FirstPage(), LastPage()

int32 FirstPage();int32 LastPage();

These functions return the first and last pages that should be printed as part of the current job. If the pages are not set (for example, if the current job has been canceled), FirstPage() returns 0 and LastPage() returns a very large number (LONG_MAX).


void GetResolution(int32* xdpi,
                   int32* ydpi);

Fills the xdpi and ydpi variables with the X and Y resolution of the printer, in dots per inch.

PaperRect() , PrintableRect()

BRect PaperRect();BRect PrintableRect();

PaperRect() returns a rectangle that records the presumed size of the paper that the printer will use. Its left and top sides are at 0.0, so its right and bottom coordinates reflect the size of a sheet of paper. The size depends on choices made by the user when setting up the page layout.

PrintableRect() returns a rectangle that encloses the portion of a page where printing can appear. It's stated in the same coordinate system as the rectangle returned by PaperRect(), but excludes the margins around the edge of the paper.
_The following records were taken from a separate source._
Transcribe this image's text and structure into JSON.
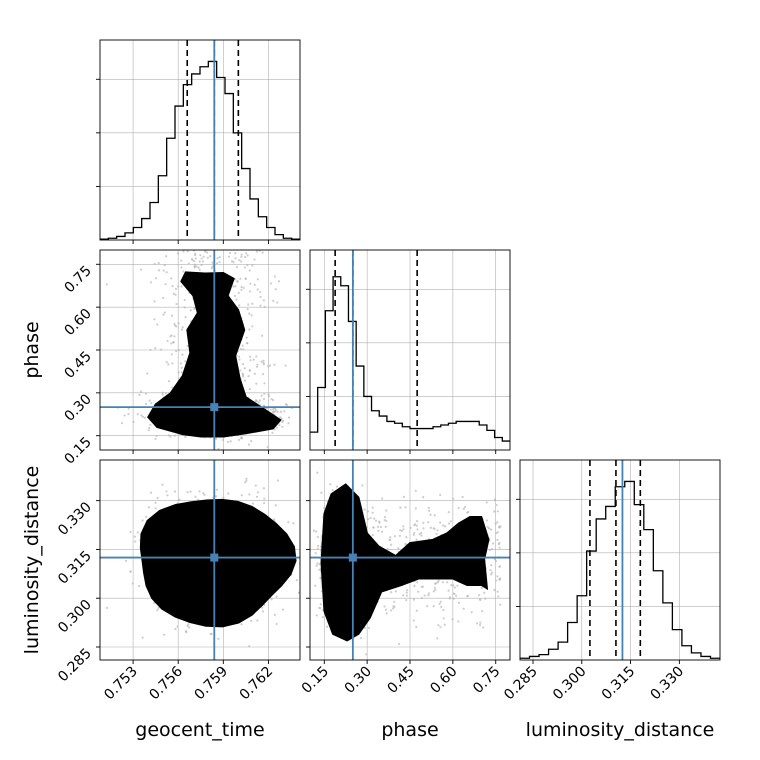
{
  "figure": {
    "xlabels": [
      "geocent_time",
      "phase",
      "luminosity_distance"
    ],
    "ylabels": [
      "phase",
      "luminosity_distance"
    ]
  },
  "colors": {
    "truth": "#4682b4",
    "line": "#000000",
    "grid": "#b0b0b0",
    "scatter": "#b8b8b8"
  },
  "chart_data": {
    "type": "corner",
    "parameters": [
      "geocent_time",
      "phase",
      "luminosity_distance"
    ],
    "truth_values": {
      "geocent_time": 0.7584,
      "phase": 0.25,
      "luminosity_distance": 0.3125
    },
    "axes": {
      "geocent_time": {
        "range": [
          0.7508,
          0.7641
        ],
        "ticks": [
          "0.753",
          "0.756",
          "0.759",
          "0.762"
        ],
        "tick_values": [
          0.753,
          0.756,
          0.759,
          0.762
        ]
      },
      "phase": {
        "range": [
          0.1,
          0.8
        ],
        "ticks": [
          "0.15",
          "0.30",
          "0.45",
          "0.60",
          "0.75"
        ],
        "tick_values": [
          0.15,
          0.3,
          0.45,
          0.6,
          0.75
        ]
      },
      "luminosity_distance": {
        "range": [
          0.281,
          0.3425
        ],
        "ticks": [
          "0.285",
          "0.300",
          "0.315",
          "0.330"
        ],
        "tick_values": [
          0.285,
          0.3,
          0.315,
          0.33
        ]
      }
    },
    "histograms": {
      "geocent_time": {
        "bins": [
          0.7508,
          0.7641
        ],
        "counts": [
          0.005,
          0.01,
          0.02,
          0.04,
          0.07,
          0.12,
          0.21,
          0.36,
          0.57,
          0.75,
          0.87,
          0.93,
          0.97,
          1.0,
          0.91,
          0.82,
          0.6,
          0.4,
          0.23,
          0.13,
          0.07,
          0.03,
          0.01,
          0.005
        ],
        "quantiles": [
          0.7566,
          0.7584,
          0.76
        ]
      },
      "phase": {
        "bins": [
          0.1,
          0.8
        ],
        "counts": [
          0.1,
          0.35,
          0.78,
          0.97,
          0.92,
          0.72,
          0.47,
          0.3,
          0.22,
          0.19,
          0.16,
          0.15,
          0.13,
          0.12,
          0.12,
          0.12,
          0.13,
          0.14,
          0.15,
          0.16,
          0.16,
          0.16,
          0.14,
          0.11,
          0.07,
          0.05
        ],
        "quantiles": [
          0.188,
          0.25,
          0.475
        ]
      },
      "luminosity_distance": {
        "bins": [
          0.281,
          0.3425
        ],
        "counts": [
          0.01,
          0.02,
          0.03,
          0.06,
          0.1,
          0.21,
          0.36,
          0.61,
          0.79,
          0.86,
          0.97,
          1.0,
          0.87,
          0.73,
          0.5,
          0.32,
          0.17,
          0.08,
          0.04,
          0.02,
          0.01
        ],
        "quantiles": [
          0.3025,
          0.3105,
          0.318
        ]
      }
    },
    "pairs": [
      {
        "x": "geocent_time",
        "y": "phase"
      },
      {
        "x": "geocent_time",
        "y": "luminosity_distance"
      },
      {
        "x": "phase",
        "y": "luminosity_distance"
      }
    ],
    "contour_levels": 4,
    "grid": true
  }
}
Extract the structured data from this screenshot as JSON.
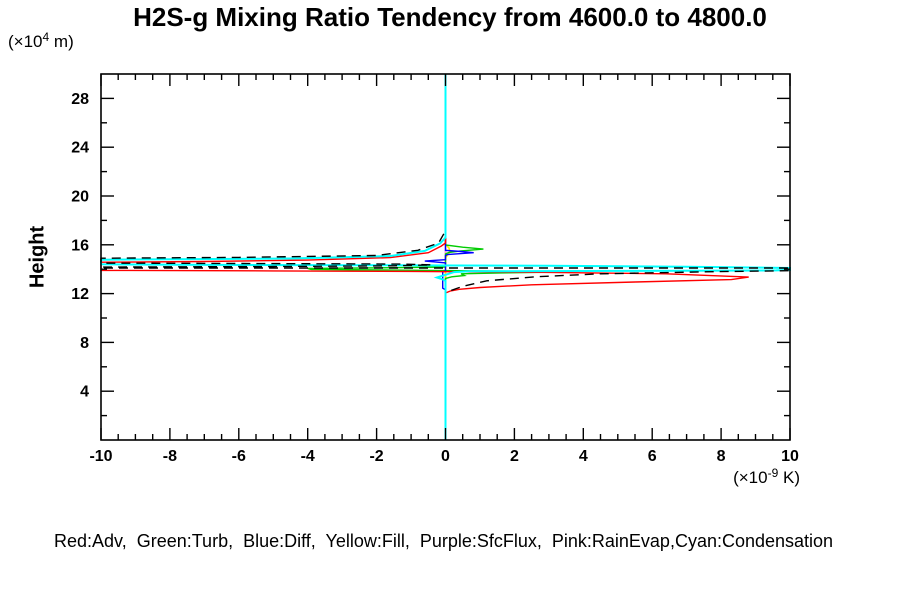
{
  "title": "H2S-g Mixing Ratio Tendency from 4600.0 to 4800.0",
  "axis_unit_left": {
    "prefix": "(×10",
    "sup": "4",
    "suffix": " m)"
  },
  "axis_unit_bottom": {
    "prefix": "(×10",
    "sup": "-9",
    "suffix": " K)"
  },
  "y_axis_title": "Height",
  "legend_text": "Red:Adv,  Green:Turb,  Blue:Diff,  Yellow:Fill,  Purple:SfcFlux,  Pink:RainEvap,Cyan:Condensation",
  "chart_data": {
    "type": "line",
    "title": "H2S-g Mixing Ratio Tendency from 4600.0 to 4800.0",
    "xlabel": "(×10^-9 K)",
    "ylabel": "Height (×10^4 m)",
    "xlim": [
      -10,
      10
    ],
    "ylim": [
      0,
      30
    ],
    "x_major_step": 2,
    "x_minor_step": 0.5,
    "y_major_step": 4,
    "y_minor_step": 2,
    "grid": false,
    "legend_position": "bottom-text-only",
    "x_tick_labels": [
      {
        "v": -10,
        "label": "-10"
      },
      {
        "v": -8,
        "label": "-8"
      },
      {
        "v": -6,
        "label": "-6"
      },
      {
        "v": -4,
        "label": "-4"
      },
      {
        "v": -2,
        "label": "-2"
      },
      {
        "v": 0,
        "label": "0"
      },
      {
        "v": 2,
        "label": "2"
      },
      {
        "v": 4,
        "label": "4"
      },
      {
        "v": 6,
        "label": "6"
      },
      {
        "v": 8,
        "label": "8"
      },
      {
        "v": 10,
        "label": "10"
      }
    ],
    "y_tick_labels": [
      {
        "v": 4,
        "label": "4"
      },
      {
        "v": 8,
        "label": "8"
      },
      {
        "v": 12,
        "label": "12"
      },
      {
        "v": 16,
        "label": "16"
      },
      {
        "v": 20,
        "label": "20"
      },
      {
        "v": 24,
        "label": "24"
      },
      {
        "v": 28,
        "label": "28"
      }
    ],
    "note": "Each series is a vertical profile: x = tendency value (clipped at ±10), y = height. All profiles are zero except near heights 12-16.5.",
    "series": [
      {
        "name": "SfcFlux",
        "color": "#aa00ff",
        "width": 1.4,
        "dash": "",
        "points": [
          [
            0,
            30
          ],
          [
            0,
            0
          ]
        ]
      },
      {
        "name": "RainEvap",
        "color": "#ff9ecd",
        "width": 1.4,
        "dash": "",
        "points": [
          [
            0,
            30
          ],
          [
            0,
            0
          ]
        ]
      },
      {
        "name": "Fill",
        "color": "#ffee00",
        "width": 1.6,
        "dash": "",
        "points": [
          [
            0,
            30
          ],
          [
            0,
            16.0
          ],
          [
            0.1,
            15.75
          ],
          [
            0.13,
            15.45
          ],
          [
            0.06,
            15.15
          ],
          [
            0,
            14.95
          ],
          [
            0,
            0
          ]
        ]
      },
      {
        "name": "Turb",
        "color": "#00cc00",
        "width": 1.4,
        "dash": "",
        "points": [
          [
            0,
            30
          ],
          [
            0,
            15.98
          ],
          [
            0.5,
            15.8
          ],
          [
            1.1,
            15.65
          ],
          [
            0.45,
            15.5
          ],
          [
            0.1,
            15.38
          ],
          [
            0,
            15.25
          ],
          [
            0,
            14.18
          ],
          [
            -1.5,
            14.12
          ],
          [
            -4,
            14.06
          ],
          [
            -3.9,
            13.98
          ],
          [
            -1.5,
            13.93
          ],
          [
            0.3,
            13.88
          ],
          [
            2.2,
            13.83
          ],
          [
            3.3,
            13.77
          ],
          [
            1.6,
            13.7
          ],
          [
            0.45,
            13.62
          ],
          [
            0.55,
            13.48
          ],
          [
            0.18,
            13.38
          ],
          [
            0,
            13.25
          ],
          [
            0,
            0
          ]
        ]
      },
      {
        "name": "Diff",
        "color": "#0000ff",
        "width": 1.4,
        "dash": "",
        "points": [
          [
            0,
            30
          ],
          [
            0,
            15.55
          ],
          [
            0.45,
            15.45
          ],
          [
            0.82,
            15.35
          ],
          [
            0.4,
            15.27
          ],
          [
            0.05,
            15.2
          ],
          [
            0,
            15.1
          ],
          [
            0,
            14.78
          ],
          [
            -0.35,
            14.72
          ],
          [
            -0.6,
            14.66
          ],
          [
            -0.3,
            14.6
          ],
          [
            0,
            14.52
          ],
          [
            0,
            13.85
          ],
          [
            -0.08,
            13.78
          ],
          [
            -0.08,
            12.45
          ],
          [
            0,
            12.3
          ],
          [
            0,
            0
          ]
        ]
      },
      {
        "name": "Adv",
        "color": "#ff0000",
        "width": 1.4,
        "dash": "",
        "points": [
          [
            0,
            30
          ],
          [
            0,
            16.15
          ],
          [
            -0.12,
            15.9
          ],
          [
            -0.5,
            15.35
          ],
          [
            -1.6,
            14.95
          ],
          [
            -4,
            14.75
          ],
          [
            -7,
            14.63
          ],
          [
            -10,
            14.57
          ],
          [
            -10,
            13.9
          ],
          [
            -5,
            13.86
          ],
          [
            -1,
            13.82
          ],
          [
            0.6,
            13.79
          ],
          [
            3,
            13.74
          ],
          [
            6.4,
            13.62
          ],
          [
            8.8,
            13.35
          ],
          [
            8.3,
            13.15
          ],
          [
            5.5,
            12.95
          ],
          [
            2.5,
            12.72
          ],
          [
            1,
            12.5
          ],
          [
            0.4,
            12.35
          ],
          [
            0.15,
            12.22
          ],
          [
            0,
            12.05
          ],
          [
            0,
            0
          ]
        ]
      },
      {
        "name": "Condensation",
        "color": "#00ffff",
        "width": 2,
        "dash": "",
        "points": [
          [
            0,
            30
          ],
          [
            0,
            16.6
          ],
          [
            -0.15,
            16.12
          ],
          [
            -0.6,
            15.5
          ],
          [
            -1.6,
            15.08
          ],
          [
            -4.5,
            14.88
          ],
          [
            -10,
            14.78
          ],
          [
            -10,
            14.4
          ],
          [
            -7.7,
            14.36
          ],
          [
            -3,
            14.33
          ],
          [
            0.3,
            14.3
          ],
          [
            3,
            14.28
          ],
          [
            7,
            14.2
          ],
          [
            10,
            14.1
          ],
          [
            10,
            13.94
          ],
          [
            9.6,
            13.9
          ],
          [
            5,
            13.86
          ],
          [
            0.7,
            13.83
          ],
          [
            0.25,
            13.76
          ],
          [
            -0.25,
            13.32
          ],
          [
            -0.1,
            13.18
          ],
          [
            0,
            13.05
          ],
          [
            0,
            0
          ]
        ]
      },
      {
        "name": "Net",
        "color": "#000000",
        "width": 1.4,
        "dash": "9 6",
        "points": [
          [
            -0.05,
            16.9
          ],
          [
            -0.2,
            16.15
          ],
          [
            -0.8,
            15.55
          ],
          [
            -2,
            15.12
          ],
          [
            -6,
            14.97
          ],
          [
            -10,
            14.9
          ],
          [
            -10,
            14.5
          ],
          [
            -5,
            14.46
          ],
          [
            -1.2,
            14.42
          ],
          [
            -0.4,
            14.35
          ],
          [
            -1.5,
            14.28
          ],
          [
            -5,
            14.22
          ],
          [
            -10,
            14.17
          ],
          [
            -10,
            14.1
          ],
          [
            10,
            14.1
          ],
          [
            10,
            13.88
          ],
          [
            7.9,
            13.8
          ],
          [
            4.5,
            13.62
          ],
          [
            2.6,
            13.38
          ],
          [
            1.2,
            13.05
          ],
          [
            0.5,
            12.6
          ],
          [
            0.18,
            12.28
          ],
          [
            0.05,
            11.95
          ]
        ]
      }
    ]
  }
}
When drawing on the printed page, the left top corner of this rectangle is taken to be the coordinate origin, (0.0, 0.0).

The "Drawing Coordinates" section in the class overview illustrates these rectangles and their coordinate systems.

See also: DrawView()


int32 PrinterType(void* type = NULL);

Returns a code identifying whether the printer is color or black and white. The argument is currently not used.

The return value will be either B_BW_PRINTER or B_COLOR_PRINTER.


In the current release of BeOS, this function always returns B_COLOR_PRINTER, since there's no printer driver API for determining the printer type yet.

If an error occurs, this function will return an appropriate error code (for example, if the Print Server isn't running).

SetSettings(), Settings(), IsSettingsMessageValid()

void SetSettings(BMessageconfiguration);BMessageSettings();void IsSettingsMessageValid(BMessageconfiguration) const;

These functions set and return the group of parameters that define how a document should be printed. The parameters include some that capture the page layout of the document and some that define the current job. They're recorded in a BMessage object that can be regarded as a black box; the data in the message are interpreted by the Print Server and will be documented where the print driver API is documented.

Instead of looking in the Settings() BMessage, rely on BPrintJob functions to provide specific information about the layout and the print job. Currently, there are only two functions – FirstPage() and LastPage(), which return the first and last pages that need to be printed.

Settings() can be called to get the current configuration message, which can then be flattened and stored with the document. You can retrieve it later and pass it to SetSettings() to set initial configuration values the next time the document is printed, as discussed in the "Setting Up the Page Layout" and "Setting Up a Print Job" sections of the class overview.

If the message passed to settings doesn't contain all the information needed to properly configure the print job, the printer add-on being used will either determine appropriate default values or present a configuration dialog box.

SetSettings() assumes ownership of the object it's passed. If your application needs to retain the object, pass a copy to SetSettings():

print_job_object.SetSettings(new BMessage(settings_message));

On the other hand, Settings() transfers ownership of the object it returns to the caller; you don't need to make a copy.

IsMessageSettingsValid() returns true if the specified message is a valid settings message; otherwise it returns false.